The more I learn about e-discovery, the less I think it's a security problem. The vast majority of e-discovery issues are pure Information Lifecycle Management (ILM) concerns. The one area where I think security has a role is countering the subject's utilization of anti-forensics and counter-forensics (defined previously as attacking evidence and attacking tools, respectively).
I was reminded of this opinion while reading Find What You're Looking For? in Information Security magazine. Take a look at these Evidence Sources, for example.

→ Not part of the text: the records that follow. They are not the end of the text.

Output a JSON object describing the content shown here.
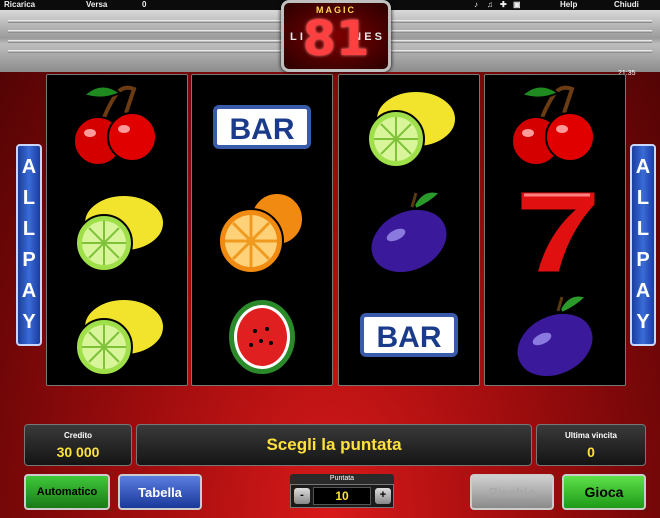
{
  "top_bar": {
    "ricarica_label": "Ricarica",
    "versa_label": "Versa",
    "versa_value": "0",
    "help_label": "Help",
    "chiudi_label": "Chiudi"
  },
  "logo": {
    "magic": "MAGIC",
    "number": "81",
    "lines_letters": [
      "L",
      "I",
      "N",
      "E",
      "S"
    ]
  },
  "clock": "21:35",
  "allpay_letters": [
    "A",
    "L",
    "L",
    "P",
    "A",
    "Y"
  ],
  "reels": [
    {
      "symbols": [
        "cherry",
        "lemon",
        "lemon"
      ]
    },
    {
      "symbols": [
        "bar",
        "orange",
        "watermelon"
      ]
    },
    {
      "symbols": [
        "lemon",
        "plum",
        "bar"
      ]
    },
    {
      "symbols": [
        "cherry",
        "seven",
        "plum"
      ]
    }
  ],
  "bar_text": "BAR",
  "credit": {
    "label": "Credito",
    "value": "30 000"
  },
  "message": "Scegli la puntata",
  "last_win": {
    "label": "Ultima vincita",
    "value": "0"
  },
  "buttons": {
    "automatic": "Automatico",
    "table": "Tabella",
    "risk": "Rischio",
    "play": "Gioca"
  },
  "bet": {
    "label": "Puntata",
    "value": "10",
    "minus": "-",
    "plus": "+"
  },
  "colors": {
    "accent_red": "#d8191a",
    "text_yellow": "#ffe13b",
    "allpay_blue": "#2a55c4",
    "play_green": "#3bbf2a"
  }
}
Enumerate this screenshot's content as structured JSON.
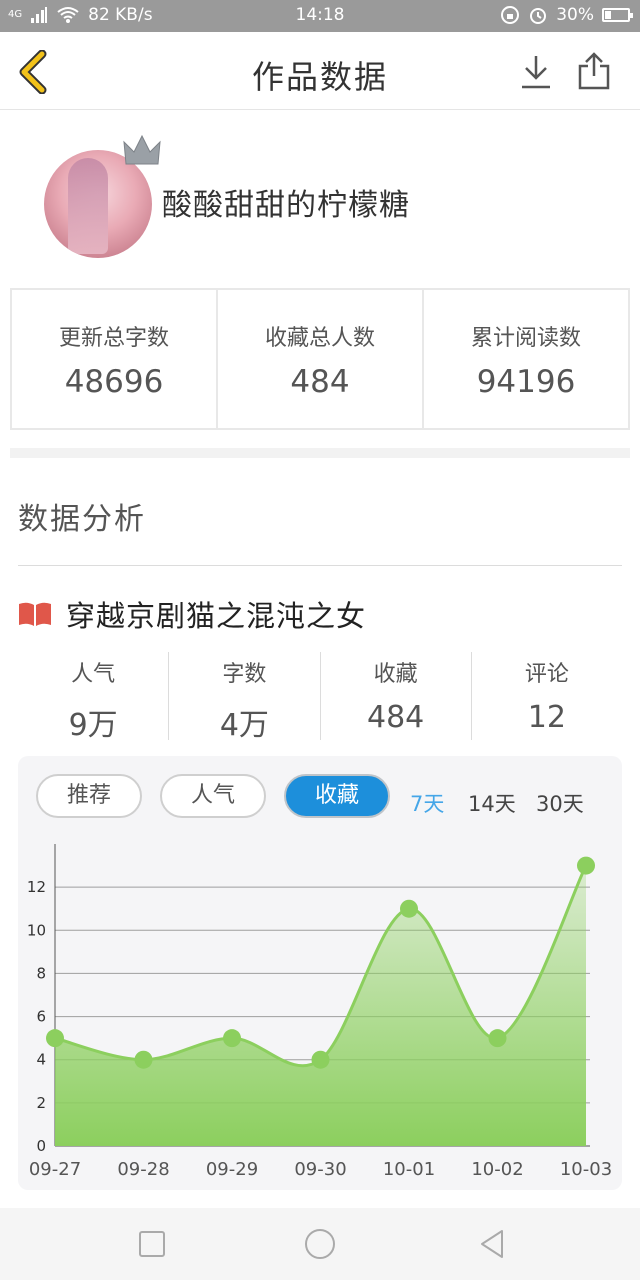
{
  "status_bar": {
    "signal": "4G",
    "speed": "82 KB/s",
    "time": "14:18",
    "battery": "30%"
  },
  "header": {
    "title": "作品数据",
    "back_icon": "chevron-left-icon",
    "download_icon": "download-icon",
    "share_icon": "share-icon",
    "accent": "#f2c21a"
  },
  "profile": {
    "username": "酸酸甜甜的柠檬糖"
  },
  "stats": [
    {
      "label": "更新总字数",
      "value": "48696"
    },
    {
      "label": "收藏总人数",
      "value": "484"
    },
    {
      "label": "累计阅读数",
      "value": "94196"
    }
  ],
  "analysis": {
    "title": "数据分析",
    "book_title": "穿越京剧猫之混沌之女",
    "book_icon_color": "#e0574a",
    "metrics": [
      {
        "label": "人气",
        "value": "9万"
      },
      {
        "label": "字数",
        "value": "4万"
      },
      {
        "label": "收藏",
        "value": "484"
      },
      {
        "label": "评论",
        "value": "12"
      }
    ],
    "tabs": [
      "推荐",
      "人气",
      "收藏"
    ],
    "active_tab": "收藏",
    "ranges": [
      "7天",
      "14天",
      "30天"
    ],
    "active_range": "7天",
    "active_color": "#1d8fdb"
  },
  "chart_data": {
    "type": "area",
    "categories": [
      "09-27",
      "09-28",
      "09-29",
      "09-30",
      "10-01",
      "10-02",
      "10-03"
    ],
    "values": [
      5,
      4,
      5,
      4,
      11,
      5,
      13
    ],
    "yticks": [
      0,
      2,
      4,
      6,
      8,
      10,
      12
    ],
    "ylim": [
      0,
      14
    ],
    "grid": true,
    "color": "#8ccf5e"
  },
  "navbar": {
    "icons": [
      "square-icon",
      "circle-icon",
      "back-triangle-icon"
    ]
  }
}
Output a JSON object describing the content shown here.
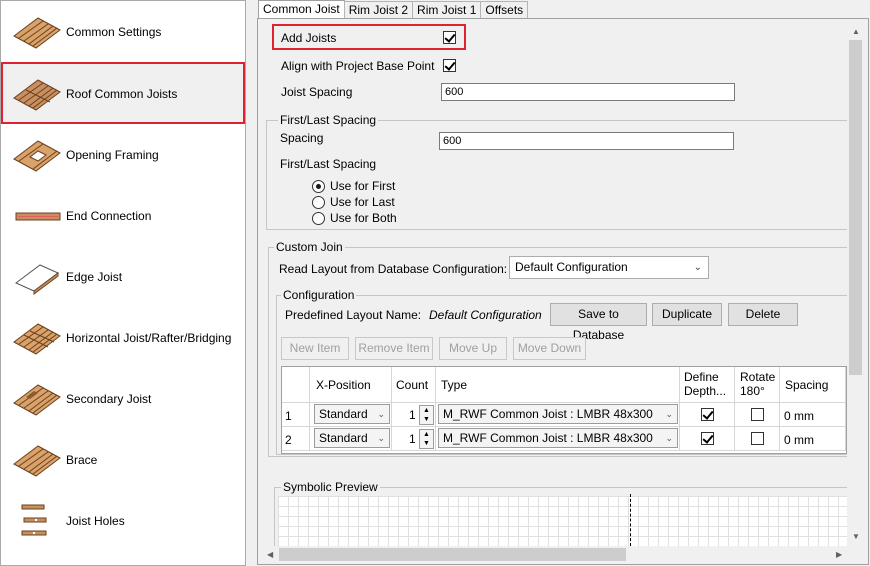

Given the data sources depicted in the figure, why should information security have anything to do with e-discovery? I'll answer that question: history and tradition. In the "old days," internal investigations primarily meant imaging hard drives, reviewing content for disgusting images or incriminating documents, and producing them for management. Only the security team had the necessary expertise for this exercise. Today, the age of thinner clients, centralized storage, remote outsourced backup, and so on, we need to image hard drives less and less. Those who support the IT infrastructure should be responsible for e-discovery. In fact, I've seen a lot of attention to e-discovery in the storage press (One year after FRCP, struggles continue with e-discovery, How to purchase an e-discovery tool, and so on). I think this is appropriate.
Note this is totally different from intrusion investigations. Analyzing what an intruder did (insider or outsider) is not the same as producing documents for opposing counsel, a regulatory agency, or another party. E-discovery is not about investigating violations of CIA -- it's a document production exercise.
I liked the following figure in the Information Security article.
It's probably easy to see where your organization falls on this continuum.
I think it's time to push the e-discovery issue to where it belongs -- with the data managers or at least the legal team. As the number of true security mandates increase the load of the security team, I suggest sending work where it should be done, not where it might traditionally have been done. (I could say the same thing about backup, by the way. Wait, isn't that an availability issue? No -- availability is a security responsibility when it is at risk due to attack, not because someone's hard drive died.)
Finally, I'd like to reproduce part of the article that is not online but which is very important in my opinion.
Spare the White Gloves: Electronic Evidence does not need to be handled with excessive care.
Organizations need to debunk a chain-of-custody myth that perseveres in security circles: that evidence must be handled with white gloves, plastic bags and forceps (metaphorically speaking). In other words, the assumption that electronically stored information (ESI) must have extreme tamper-proofing and virtuous handling procedures and be pure as the driven snow for presentation in court simply isn't true.
Enterprises are not law enforcement and the cases they are usually involved in are not criminal ones. ESI comprises business records, and as long as it is stored in accordance with policy and as part of the normal IT operation in support of the business, then it is adequate for e-discovery purposes.
The US Federal Rules of Evidence state that just because data can be manipulated doesn't mean it can't be used. Rather, an enterprise simply must show that methods used to collect and store the information are essentiallyl trustworthy. Although prudent integrity protections should be employed -- such as access controls and logs of the actions of administrators who can delete or modify information -- an elaborate digital signature infrastructure or cryptographic checksums is unlikely to be required.
This is a worthwhile matter to discuss with a legal team. Consider the email records of Microsoft senior executives that were used as part of multibillion-dollar antitrust investigations. There were no intricate antitampering mechanisms for the ESI in that case, yet the evidence stood and few cases have stakes so high.
This reflects my own opinion too. You don't want to act irresponsibly, but you don't have to approach every event like it's a criminal case and you're the investigating detective.